Water clouds with effective radius > 15 µm are rare, while ice crystals have much larger
effective radius according to Kokhanovsky (2006, p. 5). Information on cloud top temperature
would be relevant to include in the cloud mask in order to discriminate water clouds from ice
or mixed phase clouds.
Another source of error may be the so called 3D effect. As most cloud models, the MEA is
developed for plane parallel, semi-infinite homogeneous clouds. That is, it is assumed that the
cloud has no borders horizontally, which is a very coarse approximation for cumulus clouds,
characterized by its finite and irregular forms. Light being reflected inside a cumulus cloud
does not necessarily escape the cloud body either upward or downward, but may just as well
escape in a horizontal direction. Compared to a semi-infinite plane parallel cloud with the
same microphysical properties, less light would be reflected into the satellite sensor. In the
model this “missing” light is assumed to be absorbed by the cloud, which would lead to
miscalculation (overestimation) of the effective radius. Also, in addition to the direct solar
radiation, some incoming radiation may be light reflected from nearby cloud tops within the
same cumulus cloud.
4. VALIDATION and ERROR ANALYSIS
The error analysis here is rather brief and based on the results from extensive error analysis
performed by Kokhanovsky et al. (2005a,b), Kokhanovsky (2004b), Kokhanovsky and
Rozanov (2003), and Kokhanovsky et al. (2003). Many of the equations used in the MEA are
approximations of asymptotic theory, where the accuracy has been studied closer for each
equation individually.
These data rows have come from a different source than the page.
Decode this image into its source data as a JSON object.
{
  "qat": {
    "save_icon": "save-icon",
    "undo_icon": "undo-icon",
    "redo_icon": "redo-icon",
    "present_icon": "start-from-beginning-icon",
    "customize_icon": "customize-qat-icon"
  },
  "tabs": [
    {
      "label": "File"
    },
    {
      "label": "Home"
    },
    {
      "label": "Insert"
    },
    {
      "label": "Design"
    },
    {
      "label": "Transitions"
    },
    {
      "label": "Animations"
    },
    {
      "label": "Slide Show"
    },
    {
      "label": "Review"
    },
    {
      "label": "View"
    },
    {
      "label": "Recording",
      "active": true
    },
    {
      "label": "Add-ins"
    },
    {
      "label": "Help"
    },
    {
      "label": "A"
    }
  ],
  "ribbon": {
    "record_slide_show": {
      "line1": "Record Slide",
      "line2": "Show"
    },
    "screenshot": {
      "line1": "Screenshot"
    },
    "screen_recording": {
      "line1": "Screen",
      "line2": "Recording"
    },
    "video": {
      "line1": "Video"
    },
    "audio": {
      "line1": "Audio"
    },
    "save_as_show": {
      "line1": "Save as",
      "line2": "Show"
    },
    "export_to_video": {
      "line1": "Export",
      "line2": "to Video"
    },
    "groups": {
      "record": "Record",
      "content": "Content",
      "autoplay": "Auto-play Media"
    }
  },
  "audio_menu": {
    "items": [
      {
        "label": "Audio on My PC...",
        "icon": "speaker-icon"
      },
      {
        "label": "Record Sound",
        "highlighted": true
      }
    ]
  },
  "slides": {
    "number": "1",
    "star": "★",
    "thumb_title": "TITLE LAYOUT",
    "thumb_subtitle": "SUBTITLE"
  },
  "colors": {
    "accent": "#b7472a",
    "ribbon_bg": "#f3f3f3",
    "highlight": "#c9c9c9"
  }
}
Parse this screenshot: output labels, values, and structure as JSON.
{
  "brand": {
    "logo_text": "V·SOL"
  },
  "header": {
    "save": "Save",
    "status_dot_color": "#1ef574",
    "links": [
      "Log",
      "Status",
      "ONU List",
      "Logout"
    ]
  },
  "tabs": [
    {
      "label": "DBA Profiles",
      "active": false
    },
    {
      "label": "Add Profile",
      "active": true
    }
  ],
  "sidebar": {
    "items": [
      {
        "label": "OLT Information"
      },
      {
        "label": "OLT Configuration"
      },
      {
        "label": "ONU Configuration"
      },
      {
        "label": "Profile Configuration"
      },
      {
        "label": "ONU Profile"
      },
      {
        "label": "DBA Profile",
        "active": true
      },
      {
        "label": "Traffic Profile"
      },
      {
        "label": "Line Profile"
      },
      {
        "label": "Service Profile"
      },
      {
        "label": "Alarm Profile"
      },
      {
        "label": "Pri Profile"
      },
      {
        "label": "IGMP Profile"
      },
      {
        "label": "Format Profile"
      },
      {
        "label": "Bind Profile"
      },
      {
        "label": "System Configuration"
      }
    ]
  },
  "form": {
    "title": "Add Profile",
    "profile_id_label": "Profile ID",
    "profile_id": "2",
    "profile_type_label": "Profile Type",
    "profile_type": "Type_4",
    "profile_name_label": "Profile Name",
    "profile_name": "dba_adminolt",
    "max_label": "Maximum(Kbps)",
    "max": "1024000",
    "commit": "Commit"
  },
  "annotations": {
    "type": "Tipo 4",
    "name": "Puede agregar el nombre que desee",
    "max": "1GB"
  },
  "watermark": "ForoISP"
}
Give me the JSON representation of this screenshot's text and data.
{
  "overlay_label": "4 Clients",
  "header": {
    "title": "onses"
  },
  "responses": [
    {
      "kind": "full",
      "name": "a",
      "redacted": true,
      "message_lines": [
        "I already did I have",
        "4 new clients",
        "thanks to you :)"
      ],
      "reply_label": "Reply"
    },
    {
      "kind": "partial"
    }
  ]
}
Where computed, the error is found by comparing the results of the
approximate equation with the same from the exact (numerical) methods, and given together
with the equation in the text.
Validation of the model is difficult since it requires real measurements of the effective drop
radius in the studied clouds. These measurements must be done by aircraft and is not available
for the date of interest. Another method for validating the model is to compare the retrieved
cloud drop radius with the MODIS cloud product. This does however not give any
information on how accurate the method is compared to reality, but shows rather the degree of
agreement or discrepancy between the MEA model and the MODIS cloud product algorithm.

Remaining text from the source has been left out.